Semi-autonomous driving technologies like General Motors’ Super Cruise system are intended to make driving both safer and easier by taking some responsibility away from the driver and placing it on the vehicle. However, some critics have said these systems present their own risks, lulling drivers into a false sense of security and causing them to let their guard down and lose focus of the driving task.
A recent paper published by the Massachusetts Institute of Technology (MIT) indicates that GM’s Super Cruise system does not have this problem, though. The paper, titled ‘Driver Behavior and the Use of Automation in Real-World Driving’, attempts to assess how drivers leverage semi-autonomous technology in real-world driving scenarios and identifies common driver behaviours associated with such systems.
MIT researchers had 14 different participants drive Super Cruise-equipped Cadillac CT6 vehicles for one month each and used onboard cameras to observe the drivers’ behaviours and the traffic scenarios they were in.
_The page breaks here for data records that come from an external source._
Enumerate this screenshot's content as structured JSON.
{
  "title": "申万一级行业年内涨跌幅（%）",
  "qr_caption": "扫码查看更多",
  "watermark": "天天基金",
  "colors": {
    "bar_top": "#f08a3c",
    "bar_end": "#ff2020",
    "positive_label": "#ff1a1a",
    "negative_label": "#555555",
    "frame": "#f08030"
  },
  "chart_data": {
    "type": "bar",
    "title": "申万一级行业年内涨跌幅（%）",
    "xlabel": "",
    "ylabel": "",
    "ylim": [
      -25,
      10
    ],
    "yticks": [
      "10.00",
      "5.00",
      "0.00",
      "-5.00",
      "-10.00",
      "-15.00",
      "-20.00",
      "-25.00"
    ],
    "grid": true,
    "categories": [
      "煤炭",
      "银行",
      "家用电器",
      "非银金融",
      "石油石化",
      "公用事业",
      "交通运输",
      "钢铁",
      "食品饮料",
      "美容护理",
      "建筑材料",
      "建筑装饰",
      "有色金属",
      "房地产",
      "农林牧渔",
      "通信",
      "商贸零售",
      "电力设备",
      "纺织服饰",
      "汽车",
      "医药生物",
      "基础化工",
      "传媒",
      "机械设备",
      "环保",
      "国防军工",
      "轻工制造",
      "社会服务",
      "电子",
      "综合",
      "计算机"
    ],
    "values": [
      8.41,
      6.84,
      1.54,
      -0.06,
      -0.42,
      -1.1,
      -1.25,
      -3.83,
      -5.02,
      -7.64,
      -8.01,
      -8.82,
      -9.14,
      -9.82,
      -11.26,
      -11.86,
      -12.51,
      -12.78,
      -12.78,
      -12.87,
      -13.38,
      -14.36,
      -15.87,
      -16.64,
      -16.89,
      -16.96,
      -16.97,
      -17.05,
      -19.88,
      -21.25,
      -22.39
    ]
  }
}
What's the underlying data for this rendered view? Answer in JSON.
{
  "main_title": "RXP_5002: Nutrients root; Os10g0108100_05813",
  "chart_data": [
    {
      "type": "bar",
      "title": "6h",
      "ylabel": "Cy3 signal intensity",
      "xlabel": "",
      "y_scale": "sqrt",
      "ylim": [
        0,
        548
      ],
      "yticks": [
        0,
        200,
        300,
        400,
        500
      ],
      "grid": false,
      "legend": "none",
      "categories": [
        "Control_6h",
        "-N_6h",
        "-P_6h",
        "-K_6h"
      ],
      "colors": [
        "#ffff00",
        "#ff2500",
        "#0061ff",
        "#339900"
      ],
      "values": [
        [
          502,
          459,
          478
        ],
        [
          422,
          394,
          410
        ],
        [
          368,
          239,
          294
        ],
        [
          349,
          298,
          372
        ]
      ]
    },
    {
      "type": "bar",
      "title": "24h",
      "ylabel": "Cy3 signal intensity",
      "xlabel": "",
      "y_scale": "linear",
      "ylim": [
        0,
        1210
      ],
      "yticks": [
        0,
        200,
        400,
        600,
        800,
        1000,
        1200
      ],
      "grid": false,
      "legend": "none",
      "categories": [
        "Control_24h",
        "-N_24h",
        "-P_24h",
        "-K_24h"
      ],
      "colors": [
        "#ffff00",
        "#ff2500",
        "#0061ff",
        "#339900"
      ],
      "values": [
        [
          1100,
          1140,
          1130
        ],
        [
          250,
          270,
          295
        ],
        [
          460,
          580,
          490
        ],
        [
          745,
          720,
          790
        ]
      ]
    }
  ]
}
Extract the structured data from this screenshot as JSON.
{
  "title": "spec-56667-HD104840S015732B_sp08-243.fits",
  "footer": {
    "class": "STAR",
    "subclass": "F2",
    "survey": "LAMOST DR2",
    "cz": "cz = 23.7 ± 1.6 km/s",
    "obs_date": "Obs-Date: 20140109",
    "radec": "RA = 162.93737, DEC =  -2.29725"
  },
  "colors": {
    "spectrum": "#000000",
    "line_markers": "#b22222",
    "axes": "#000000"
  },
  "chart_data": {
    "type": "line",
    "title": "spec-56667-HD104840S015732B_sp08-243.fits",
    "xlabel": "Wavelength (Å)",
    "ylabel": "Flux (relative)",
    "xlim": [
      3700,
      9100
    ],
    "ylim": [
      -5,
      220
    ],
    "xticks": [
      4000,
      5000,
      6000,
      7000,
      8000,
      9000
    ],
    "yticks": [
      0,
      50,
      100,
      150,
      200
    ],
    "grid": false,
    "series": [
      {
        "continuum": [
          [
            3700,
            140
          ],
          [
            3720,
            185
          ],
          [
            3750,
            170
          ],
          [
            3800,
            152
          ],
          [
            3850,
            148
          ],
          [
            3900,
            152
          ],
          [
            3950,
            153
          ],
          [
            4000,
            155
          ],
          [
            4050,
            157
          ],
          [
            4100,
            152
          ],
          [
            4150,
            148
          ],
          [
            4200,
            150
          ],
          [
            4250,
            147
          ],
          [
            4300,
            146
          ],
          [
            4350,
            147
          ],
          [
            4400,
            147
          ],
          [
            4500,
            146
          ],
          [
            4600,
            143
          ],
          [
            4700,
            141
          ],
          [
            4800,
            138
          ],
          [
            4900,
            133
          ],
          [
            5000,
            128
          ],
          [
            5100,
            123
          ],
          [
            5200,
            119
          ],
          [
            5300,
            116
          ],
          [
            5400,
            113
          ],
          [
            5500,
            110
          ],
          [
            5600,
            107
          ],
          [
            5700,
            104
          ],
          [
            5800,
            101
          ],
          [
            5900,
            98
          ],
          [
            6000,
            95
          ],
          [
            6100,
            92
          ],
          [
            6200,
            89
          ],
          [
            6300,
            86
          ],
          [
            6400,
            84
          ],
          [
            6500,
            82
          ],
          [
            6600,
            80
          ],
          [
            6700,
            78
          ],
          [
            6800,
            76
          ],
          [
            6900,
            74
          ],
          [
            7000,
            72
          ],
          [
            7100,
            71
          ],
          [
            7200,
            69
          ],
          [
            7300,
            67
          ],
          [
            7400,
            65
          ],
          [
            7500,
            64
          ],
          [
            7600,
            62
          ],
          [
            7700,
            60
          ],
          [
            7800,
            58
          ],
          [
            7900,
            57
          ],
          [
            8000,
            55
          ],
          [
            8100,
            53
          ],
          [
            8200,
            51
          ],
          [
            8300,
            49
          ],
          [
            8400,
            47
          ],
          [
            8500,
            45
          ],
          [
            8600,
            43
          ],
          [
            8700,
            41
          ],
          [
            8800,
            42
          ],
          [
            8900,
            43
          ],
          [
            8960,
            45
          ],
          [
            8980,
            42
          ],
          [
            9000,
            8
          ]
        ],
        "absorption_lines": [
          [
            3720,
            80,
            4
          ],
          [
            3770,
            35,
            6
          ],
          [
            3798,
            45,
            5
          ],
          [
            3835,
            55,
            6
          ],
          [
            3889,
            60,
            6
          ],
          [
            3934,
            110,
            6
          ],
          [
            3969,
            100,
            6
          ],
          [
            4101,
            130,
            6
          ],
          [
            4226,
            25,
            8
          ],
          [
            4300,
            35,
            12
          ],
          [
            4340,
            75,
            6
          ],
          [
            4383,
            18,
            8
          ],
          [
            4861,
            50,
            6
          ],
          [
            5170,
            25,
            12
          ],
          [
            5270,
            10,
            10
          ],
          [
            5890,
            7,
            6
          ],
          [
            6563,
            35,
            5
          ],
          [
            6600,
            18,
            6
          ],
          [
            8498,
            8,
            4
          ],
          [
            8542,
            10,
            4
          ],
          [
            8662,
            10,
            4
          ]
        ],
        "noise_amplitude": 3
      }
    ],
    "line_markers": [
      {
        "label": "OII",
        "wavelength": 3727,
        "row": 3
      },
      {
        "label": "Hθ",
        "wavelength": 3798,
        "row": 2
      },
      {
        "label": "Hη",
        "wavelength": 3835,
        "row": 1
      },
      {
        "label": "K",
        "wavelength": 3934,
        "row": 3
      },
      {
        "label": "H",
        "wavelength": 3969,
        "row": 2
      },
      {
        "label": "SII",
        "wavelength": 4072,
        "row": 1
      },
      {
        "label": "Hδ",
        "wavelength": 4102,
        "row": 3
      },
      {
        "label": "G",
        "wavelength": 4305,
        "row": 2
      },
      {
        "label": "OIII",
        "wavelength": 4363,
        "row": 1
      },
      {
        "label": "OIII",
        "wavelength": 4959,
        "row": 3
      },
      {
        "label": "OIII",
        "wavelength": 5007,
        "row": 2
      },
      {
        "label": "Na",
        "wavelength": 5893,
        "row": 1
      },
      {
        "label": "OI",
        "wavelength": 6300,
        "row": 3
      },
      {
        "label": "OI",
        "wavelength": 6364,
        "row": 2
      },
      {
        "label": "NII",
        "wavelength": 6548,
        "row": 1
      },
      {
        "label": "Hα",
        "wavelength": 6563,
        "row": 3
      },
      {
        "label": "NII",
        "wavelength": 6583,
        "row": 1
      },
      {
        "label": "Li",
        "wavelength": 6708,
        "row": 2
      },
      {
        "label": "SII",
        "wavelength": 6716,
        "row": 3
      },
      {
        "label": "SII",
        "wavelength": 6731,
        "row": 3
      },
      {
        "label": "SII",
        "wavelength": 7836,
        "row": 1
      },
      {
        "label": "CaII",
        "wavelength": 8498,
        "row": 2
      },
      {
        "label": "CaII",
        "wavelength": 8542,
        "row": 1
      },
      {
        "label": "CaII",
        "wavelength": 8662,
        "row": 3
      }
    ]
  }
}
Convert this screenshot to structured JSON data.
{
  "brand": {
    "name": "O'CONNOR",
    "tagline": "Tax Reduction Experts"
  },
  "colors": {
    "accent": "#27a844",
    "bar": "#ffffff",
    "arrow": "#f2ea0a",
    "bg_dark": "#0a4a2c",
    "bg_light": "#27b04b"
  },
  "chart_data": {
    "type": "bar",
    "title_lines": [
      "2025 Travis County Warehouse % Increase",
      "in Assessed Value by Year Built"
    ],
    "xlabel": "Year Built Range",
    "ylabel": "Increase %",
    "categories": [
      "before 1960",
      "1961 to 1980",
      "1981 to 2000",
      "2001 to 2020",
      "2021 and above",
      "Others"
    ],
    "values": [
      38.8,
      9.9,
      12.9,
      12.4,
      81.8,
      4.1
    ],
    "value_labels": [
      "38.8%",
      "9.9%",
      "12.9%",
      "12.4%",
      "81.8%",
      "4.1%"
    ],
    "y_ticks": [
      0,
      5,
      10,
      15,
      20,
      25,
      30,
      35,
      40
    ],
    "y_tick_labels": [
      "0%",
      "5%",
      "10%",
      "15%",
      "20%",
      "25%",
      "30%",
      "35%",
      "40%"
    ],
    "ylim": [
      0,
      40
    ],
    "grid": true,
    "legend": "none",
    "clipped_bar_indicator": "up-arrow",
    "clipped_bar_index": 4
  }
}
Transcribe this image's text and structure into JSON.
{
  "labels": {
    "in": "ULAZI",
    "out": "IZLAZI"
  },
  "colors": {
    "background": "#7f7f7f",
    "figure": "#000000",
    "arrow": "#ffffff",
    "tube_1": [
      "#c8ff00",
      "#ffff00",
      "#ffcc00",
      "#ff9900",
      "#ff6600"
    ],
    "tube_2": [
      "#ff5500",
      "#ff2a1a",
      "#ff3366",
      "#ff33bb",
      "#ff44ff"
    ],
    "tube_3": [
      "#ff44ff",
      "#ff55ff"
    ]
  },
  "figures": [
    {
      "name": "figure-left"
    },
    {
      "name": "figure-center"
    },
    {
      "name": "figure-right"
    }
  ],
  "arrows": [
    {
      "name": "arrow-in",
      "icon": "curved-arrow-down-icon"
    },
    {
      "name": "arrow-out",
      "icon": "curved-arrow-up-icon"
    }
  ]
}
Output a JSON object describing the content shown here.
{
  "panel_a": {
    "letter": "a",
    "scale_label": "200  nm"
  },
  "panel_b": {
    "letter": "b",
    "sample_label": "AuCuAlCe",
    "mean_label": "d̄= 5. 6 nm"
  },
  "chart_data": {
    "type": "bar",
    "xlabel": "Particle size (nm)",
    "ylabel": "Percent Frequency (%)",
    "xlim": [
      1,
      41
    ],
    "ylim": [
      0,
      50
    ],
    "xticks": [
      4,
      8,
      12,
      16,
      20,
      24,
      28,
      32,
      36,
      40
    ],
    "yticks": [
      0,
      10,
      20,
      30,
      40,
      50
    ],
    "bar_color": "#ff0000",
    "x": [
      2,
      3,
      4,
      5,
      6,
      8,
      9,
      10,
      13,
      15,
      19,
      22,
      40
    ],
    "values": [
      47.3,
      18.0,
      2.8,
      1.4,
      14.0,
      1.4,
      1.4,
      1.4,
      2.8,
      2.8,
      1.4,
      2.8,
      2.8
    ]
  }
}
They then used this footage to record driver disengagements, which is when the system must turn the controls back over to the human driver, as well as transfers of control that were initiated by the driver themselves.
Researchers found humans would willingly retake control of the car to execute certain maneuvers that Super Cruise couldn’t, such as lane changes. The researchers said these scenarios happened more often than they expected, signifying a high degree of cooperation between the technology and the driver.
“In the back of my mind, I thought that drivers would probably put the automation on when the system was available and then disengage it when they got off the highway,” Pnina Gershon, the study’s lead author, told Automotive News in an interview. “That was my expectation. But it’s surprising there’s a high degree of collaboration between the driver and the system, even though it’s hands-free driving.”
MIT hopes studies like this can help engineers design future semi-autonomous vehicle technologies, allowing them to make it easier for drivers to shift between semi-autonomous control and human control as needed. These studies could also help form future policy around semi-autonomous tech, giving politicians more direction as they try to form appropriate regulations regarding the usage of such technology and its implementation in new production vehicles.
GM is planning to roll out Super Cruise to 22 of its models globally by 2023, including its wildly popular GMC Sierra and Chevy Silverado full-size truck lines. The automaker is also developing a more advanced version of the technology called Ultra Cruise, which is expected to make its public debut sometime in the not-too-distant future.